The custom database is stored at /sw/courses/metagenomicsAndSingleCellAnalysis/nobackup/metagenomics-workshop/reference_db/uniprot/uniref90_nr.dmnd but as part of the activate script this path has been saved in the variable $DIAMOND_CUSTOMDB.

First get the files ready:

mkdir -p ~/mg-workshop/results/annotation/taxonomic_annotation/$SAMPLE/
cd ~/mg-workshop/results/annotation/taxonomic_annotation/$SAMPLE
ln -s ~/mg-workshop/results/annotation/functional_annotation/prokka/$SAMPLE/PROKKA_${date}.faa $SAMPLE.faa

Run DIAMOND on your protein fasta file:

diamond blastp --threads 8 --query $SAMPLE.faa --db $DIAMOND_CUSTOMDB --daa $SAMPLE.search_result

The results are stored in a binary format so to see it in plain text you need to convert with diamond view:

diamond view -a $SAMPLE.search_result.daa > $SAMPLE.search_result.tab

Now you can have a look at the result with less:

less $SAMPLE.search_result.tab

You’ll find that the output format is identical to the Blast tabular output.

MEGAN

MEGAN is a toolbox for, among other things, taxonomic analysis of sequences. The program has a LCA-assignment algorithm where LCA stands for Lowest Common Ancestor. What this means is that MEGAN can read a Blast results file and for each query sequence identify all taxa for the subject sequences hit by the query. Then it finds the lowest (or, you could say, most specific) position in the NCBI taxonomy tree that encompasses all the hit taxa.

So for instance, say that a query sequence has a match to a sequence from the genome of Nodularia spumigena CCY9414 as well as a sequence from the genome of Nostoc punctiforme PCC 73102. These are both cyanobacterial strains but one is from the genus Nodularia and the other from the genus Nostoc. The lowest node in the taxonomy tree that they share is ‘Nostocales’ (order level). So our query sequence would be assigned to superkingdom Bacteria, phylum Cyanobacteria, order Nostocales... and that’s as specific the assignment would be.
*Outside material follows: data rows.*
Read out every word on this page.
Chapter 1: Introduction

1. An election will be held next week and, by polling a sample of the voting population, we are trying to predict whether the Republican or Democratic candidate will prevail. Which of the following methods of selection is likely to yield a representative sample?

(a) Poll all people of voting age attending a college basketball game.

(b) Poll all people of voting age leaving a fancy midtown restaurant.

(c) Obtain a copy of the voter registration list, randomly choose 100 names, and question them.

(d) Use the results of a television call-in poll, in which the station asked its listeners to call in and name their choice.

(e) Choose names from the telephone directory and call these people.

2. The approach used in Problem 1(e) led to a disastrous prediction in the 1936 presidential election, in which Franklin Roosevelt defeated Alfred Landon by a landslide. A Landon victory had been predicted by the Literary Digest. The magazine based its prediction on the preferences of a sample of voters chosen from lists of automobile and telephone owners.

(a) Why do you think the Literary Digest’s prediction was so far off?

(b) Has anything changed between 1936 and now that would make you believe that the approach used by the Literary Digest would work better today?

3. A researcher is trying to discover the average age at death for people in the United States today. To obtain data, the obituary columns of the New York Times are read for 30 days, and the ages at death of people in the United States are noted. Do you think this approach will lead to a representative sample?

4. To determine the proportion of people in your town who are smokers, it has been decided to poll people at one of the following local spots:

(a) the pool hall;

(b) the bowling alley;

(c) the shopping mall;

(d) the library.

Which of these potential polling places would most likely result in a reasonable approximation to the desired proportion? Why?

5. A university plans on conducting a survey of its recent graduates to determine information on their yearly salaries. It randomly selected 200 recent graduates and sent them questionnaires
MEGAN is mainly accessed via a graphical user interface but we will make use of the command line. For this we need to specify a file that lists the commands we want MEGAN to run. Copy the commands.txt file to your directory and edit it to include your sample name (gut, teeth or skin):

cp $MEGAN_COMMANDS .
sed -i "s/SAMPLENAME/$SAMPLE/g" commands.txt

Have a look at the commands.txt file and see if you can figure out exactly what the commands tell MEGAN to do.

To prevent MEGAN from opening windows we use the virtual frame buffer command xvfb-run:

xvfb-run --auto-servernum --server-num=1 MEGAN -L $MEGAN_LICENSE -g -E -c commands.txt

The results from the LCA algorithm are stored in $SAMPLE.taxonomy_path.txt and $SAMPLE.taxonomy_id.txt.

Krona

As for the 16S analysis we can summarize the taxonomic annotation of proteins using Krona. The ktImportTaxonomy can read output produced by MEGAN:

ktImportTaxonomy -o $SAMPLE.taxonomy.krona.html $SAMPLE.taxonomy_id.txt

Again, transfer the file over to your own computer and open it in your browser. How does it compare with the 16S analysis? If you see a difference, why is that?

Question: What are some inherent weaknesses of this taxonomic annotation method? What would you like to improve? What happens when a protein only has one hit? Is that as expected?